If Greensboro police want to shut down nightclubs where crimes occur, they shouldn’t wait for the district attorney’s help.
The state’s public-nuisance law gives cities as much authority as it allows DA’s offices to initiate civil actions against establishments where trouble frequently occurs.
Police Chief Tim Bellamy told the City Council at its emergency meeting Tuesday that officers have asked District Attorney Doug Henderson to launch legal proceedings against Studio 508 on Teague Street and Lost Dimensions on Farragut Street but Henderson refuses.
That prompted an angry reaction from Councilman Robbie Perkins, who said Henderson should explain why he’s "backed off."
Henderson’s answer: The city’s legal staff should do it.
In an interview Wednesday, Bellamy said his department has asked the City Attorney’s Office but was told it couldn’t help. Later Wednesday, Deputy City Attorney Becky Jo Peterson-Buie said she had no knowledge of that but added: "If the police department requires our assistance, we will be happy to help in any way."
That should have been communicated sooner.
Contact with the state’s Alcohol Law Enforcement agency would be wise, too.

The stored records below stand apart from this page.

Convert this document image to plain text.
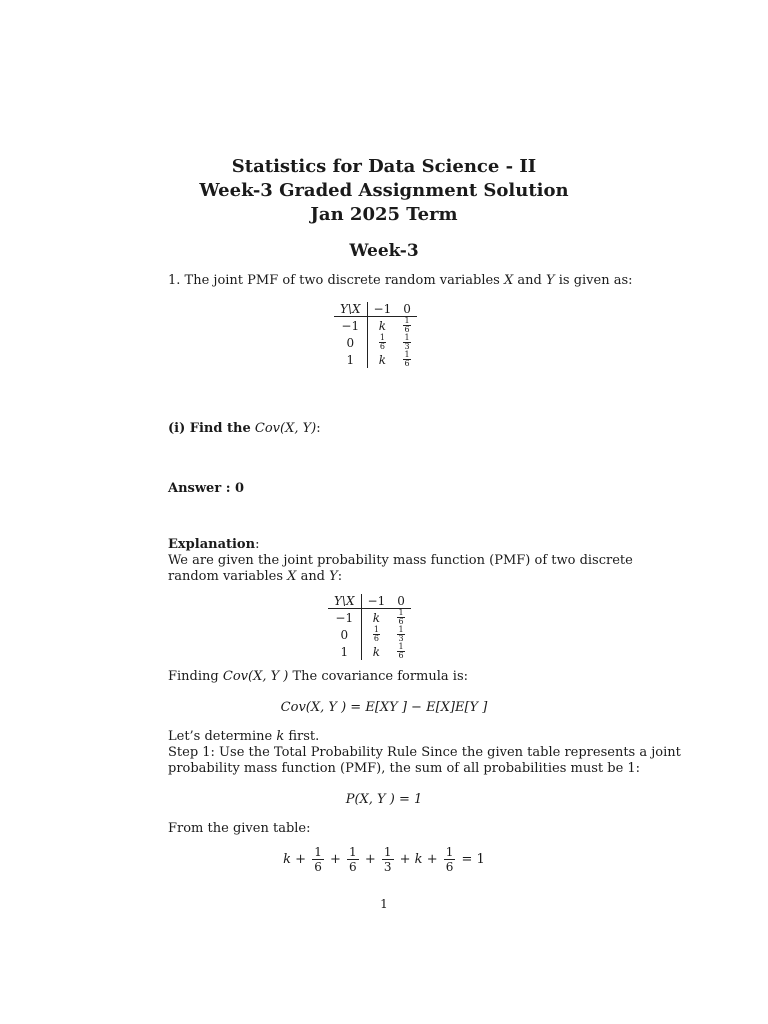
Statistics for Data Science - II
Week-3 Graded Assignment Solution
Jan 2025 Term
Week-3
1. The joint PMF of two discrete random variables X and Y is given as:
Y\X	−1	0
−1	k	$\frac{1}{6}$

0	$\frac{1}{6}$	$\frac{1}{3}$

1	k	$\frac{1}{6}$
(i) Find the Cov(X, Y):
Answer : 0
Explanation:
We are given the joint probability mass function (PMF) of two discrete
random variables X and Y:
Y\X	−1	0
−1	k	$\frac{1}{6}$

0	$\frac{1}{6}$	$\frac{1}{3}$

1	k	$\frac{1}{6}$
Finding Cov(X, Y ) The covariance formula is:
Cov(X, Y ) = E[XY ] − E[X]E[Y ]
Let’s determine k first.
Step 1: Use the Total Probability Rule Since the given table represents a joint
probability mass function (PMF), the sum of all probabilities must be 1:
P(X, Y ) = 1
From the given table:
$k + \frac{1}{6} + \frac{1}{6} + \frac{1}{3} + k + \frac{1}{6} = 1$
1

The same law that authorizes cities to initiate nuisance-abatement suits also permits police to ask ALE for assistance. The city hasn’t made a request, said Alan Fields, supervisor for ALE’s Greensboro district office.
Other cities, including Raleigh and Durham, have successfully taken action that led to public-nuisance closings. But in Guilford County, former District Attorneys Horace "Jim" Kimel and Stuart Albright played leading roles in padlocking establishments in High Point and Greensboro.
By law, suits are filed in Superior Court, with the complaining agencies submitting evidence alleging that "repeated acts which create and constitute a breach of the peace" take place at the targeted business. If a judge agrees, he or she can order it closed.
Bellamy sees a pattern of escalating trouble at such places: fights, stabbings, shootings, then killings.
Fields agrees. He worked for several years on these cases across the state.
"I’ve seen the worst of the worst," he said, adding that closing them often decreases crime throughout the community as owners of other establishments, fearing similar action, "tend to clean up their own act."
Without using the public-nuisance law in the past, "I’m convinced we would have had people killed," Perkins said at Tuesday’s meeting.
People are being killed now — two outside Jabs Ultra Bar on West Lee Street Dec. 2. The owners of any establishment where a pattern of crime exists can be taken to court.
Greensboro’s apparent confusion was holding up action. While the district attorney’s support would be welcome, the city can and should move on its own.